I think that part is clear, they are committed to me, not the company, there is no confidentiality agreement signed anyway, so I can't give anything to them that is company specific. Which is still fine, as there a lot of resources online that they can refer to. My job is to provide guidance and share what industry look like and how all these knowledge are being applied in a real operating condition. 

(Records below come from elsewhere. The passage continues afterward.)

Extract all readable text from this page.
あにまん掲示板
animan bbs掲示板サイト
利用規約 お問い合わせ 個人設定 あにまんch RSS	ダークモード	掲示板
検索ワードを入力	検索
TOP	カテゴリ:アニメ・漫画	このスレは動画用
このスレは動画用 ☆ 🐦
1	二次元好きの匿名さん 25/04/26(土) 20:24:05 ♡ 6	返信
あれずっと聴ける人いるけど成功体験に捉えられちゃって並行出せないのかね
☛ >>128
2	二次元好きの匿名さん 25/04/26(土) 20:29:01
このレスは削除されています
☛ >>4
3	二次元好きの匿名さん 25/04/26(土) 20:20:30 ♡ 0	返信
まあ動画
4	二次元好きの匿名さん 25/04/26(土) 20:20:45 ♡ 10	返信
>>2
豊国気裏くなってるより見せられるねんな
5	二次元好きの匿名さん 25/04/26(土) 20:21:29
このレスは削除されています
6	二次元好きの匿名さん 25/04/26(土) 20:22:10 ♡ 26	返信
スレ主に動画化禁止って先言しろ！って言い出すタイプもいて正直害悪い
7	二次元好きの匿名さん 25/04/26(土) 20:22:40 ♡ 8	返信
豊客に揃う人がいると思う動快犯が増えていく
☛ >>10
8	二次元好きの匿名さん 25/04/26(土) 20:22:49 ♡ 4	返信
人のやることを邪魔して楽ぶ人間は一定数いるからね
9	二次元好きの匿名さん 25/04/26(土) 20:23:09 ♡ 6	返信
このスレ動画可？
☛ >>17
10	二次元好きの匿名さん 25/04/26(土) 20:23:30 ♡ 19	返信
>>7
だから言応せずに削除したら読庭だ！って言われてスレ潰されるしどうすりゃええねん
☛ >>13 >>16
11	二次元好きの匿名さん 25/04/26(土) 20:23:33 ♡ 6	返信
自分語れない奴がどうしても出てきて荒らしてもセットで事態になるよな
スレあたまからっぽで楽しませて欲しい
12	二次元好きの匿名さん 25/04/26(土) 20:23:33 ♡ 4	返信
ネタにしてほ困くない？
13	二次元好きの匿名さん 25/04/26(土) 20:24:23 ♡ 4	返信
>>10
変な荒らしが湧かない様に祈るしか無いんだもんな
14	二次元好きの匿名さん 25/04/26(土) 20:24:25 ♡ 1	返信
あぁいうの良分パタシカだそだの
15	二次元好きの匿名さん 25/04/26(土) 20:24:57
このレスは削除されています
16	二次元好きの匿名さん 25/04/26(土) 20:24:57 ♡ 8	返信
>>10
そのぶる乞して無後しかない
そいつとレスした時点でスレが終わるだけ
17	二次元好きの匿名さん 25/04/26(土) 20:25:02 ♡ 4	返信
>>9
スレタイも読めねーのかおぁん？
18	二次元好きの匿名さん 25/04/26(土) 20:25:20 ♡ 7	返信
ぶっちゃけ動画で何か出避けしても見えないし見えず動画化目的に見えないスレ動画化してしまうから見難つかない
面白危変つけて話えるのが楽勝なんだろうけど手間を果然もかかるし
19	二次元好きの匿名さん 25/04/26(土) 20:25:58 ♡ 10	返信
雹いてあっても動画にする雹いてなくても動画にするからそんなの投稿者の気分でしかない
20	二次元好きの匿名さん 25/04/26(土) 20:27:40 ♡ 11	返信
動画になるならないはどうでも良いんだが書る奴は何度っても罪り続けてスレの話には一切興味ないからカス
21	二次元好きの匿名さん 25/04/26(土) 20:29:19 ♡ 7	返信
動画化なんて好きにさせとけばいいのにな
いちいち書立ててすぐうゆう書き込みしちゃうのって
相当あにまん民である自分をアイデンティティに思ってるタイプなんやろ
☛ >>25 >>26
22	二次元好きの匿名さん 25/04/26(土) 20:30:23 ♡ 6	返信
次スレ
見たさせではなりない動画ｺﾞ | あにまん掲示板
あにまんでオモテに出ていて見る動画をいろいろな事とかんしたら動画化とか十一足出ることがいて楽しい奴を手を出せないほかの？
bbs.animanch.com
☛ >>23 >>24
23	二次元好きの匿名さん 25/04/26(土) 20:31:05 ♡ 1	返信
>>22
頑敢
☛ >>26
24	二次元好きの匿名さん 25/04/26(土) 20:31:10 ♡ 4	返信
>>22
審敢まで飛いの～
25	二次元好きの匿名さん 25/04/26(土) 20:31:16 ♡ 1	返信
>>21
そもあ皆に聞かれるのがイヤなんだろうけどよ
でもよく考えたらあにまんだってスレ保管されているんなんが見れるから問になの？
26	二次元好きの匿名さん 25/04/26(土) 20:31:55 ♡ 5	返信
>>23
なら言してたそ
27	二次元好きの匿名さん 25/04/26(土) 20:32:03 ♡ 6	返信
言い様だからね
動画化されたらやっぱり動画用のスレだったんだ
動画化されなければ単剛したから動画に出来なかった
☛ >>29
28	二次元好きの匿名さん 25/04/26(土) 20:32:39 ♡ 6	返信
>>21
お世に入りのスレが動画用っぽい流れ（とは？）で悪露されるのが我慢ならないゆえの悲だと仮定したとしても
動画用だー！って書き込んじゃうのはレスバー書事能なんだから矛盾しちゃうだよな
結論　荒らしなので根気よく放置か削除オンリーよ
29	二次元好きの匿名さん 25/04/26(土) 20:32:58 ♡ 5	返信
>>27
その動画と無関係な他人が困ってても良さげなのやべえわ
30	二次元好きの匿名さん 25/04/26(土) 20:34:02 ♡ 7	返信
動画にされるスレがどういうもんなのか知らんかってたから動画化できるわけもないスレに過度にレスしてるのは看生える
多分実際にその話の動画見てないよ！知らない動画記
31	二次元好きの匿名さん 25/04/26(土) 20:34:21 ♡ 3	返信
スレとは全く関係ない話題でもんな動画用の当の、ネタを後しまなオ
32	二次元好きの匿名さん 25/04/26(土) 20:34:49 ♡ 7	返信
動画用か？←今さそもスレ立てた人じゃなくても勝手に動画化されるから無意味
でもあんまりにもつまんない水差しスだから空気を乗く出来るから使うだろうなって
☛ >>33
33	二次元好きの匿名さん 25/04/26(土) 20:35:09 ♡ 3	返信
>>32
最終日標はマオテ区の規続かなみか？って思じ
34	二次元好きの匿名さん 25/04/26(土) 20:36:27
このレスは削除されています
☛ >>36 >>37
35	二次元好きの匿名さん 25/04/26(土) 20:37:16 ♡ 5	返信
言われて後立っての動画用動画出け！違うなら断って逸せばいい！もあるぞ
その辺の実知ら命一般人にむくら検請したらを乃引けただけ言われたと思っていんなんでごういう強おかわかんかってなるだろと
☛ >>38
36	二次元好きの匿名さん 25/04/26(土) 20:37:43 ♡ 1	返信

Its week 3 now, the MO is I structured a program and used their current FDP to develop more scopes that is relevant to the industry. Kira macam extended research on their part, because as per the course requirement, its not part of their deliverables. Sounds pretty simple at first, taaapiiiii...... I need to prepare what I want to expose them to, before I can give any assignment, and the challenging part is we only booked 1 hour for me to brief them, so time is limited. Week 1 was fine, sebab intro ja, so it went well. Week 2 was a bit more challenging as I was sharing a concept that they've heard off but only on surfaced level. The whole session was 1.5 hours, kering tekak weh..hahaha.. In terms of preparing the slide and content, it was not bad, because the subject is my forte so materials are abundance. I gave them an assignment that I think its quite hard and I was expecting some of them (all 3 of them) to at least contact me for further consultation, but as of now macam senyap jaaa.. kalau depan mata boleh tanya and check on them. I don't want to be spoonfeeding them, so yeah just have to wait and see. I don't think I would turn into a nag though. Dulu zaman darah muda I did loose my calm, tapi it was a rare occasion.. hahaha. 

Am preparing week 3 material now, which is not my forte but I've had some experience it it, definitely not my comfort zone, so its a challenging task for me. I've been enjoying the journey so far, preparing the materials and engaging the students, also the interaction with my former lecturer. I think I can try going into the academic line, but I just need to buck up, focus, p belajaq balik, ambik Master and PhD, then I'm all good. We'll see how. For now, I think I'm not done working yet, and I still have lots of bills to pay..haha. 

Nak belajaq balik pun cost money and at this age, no way I can get any sponsorship..hahaha.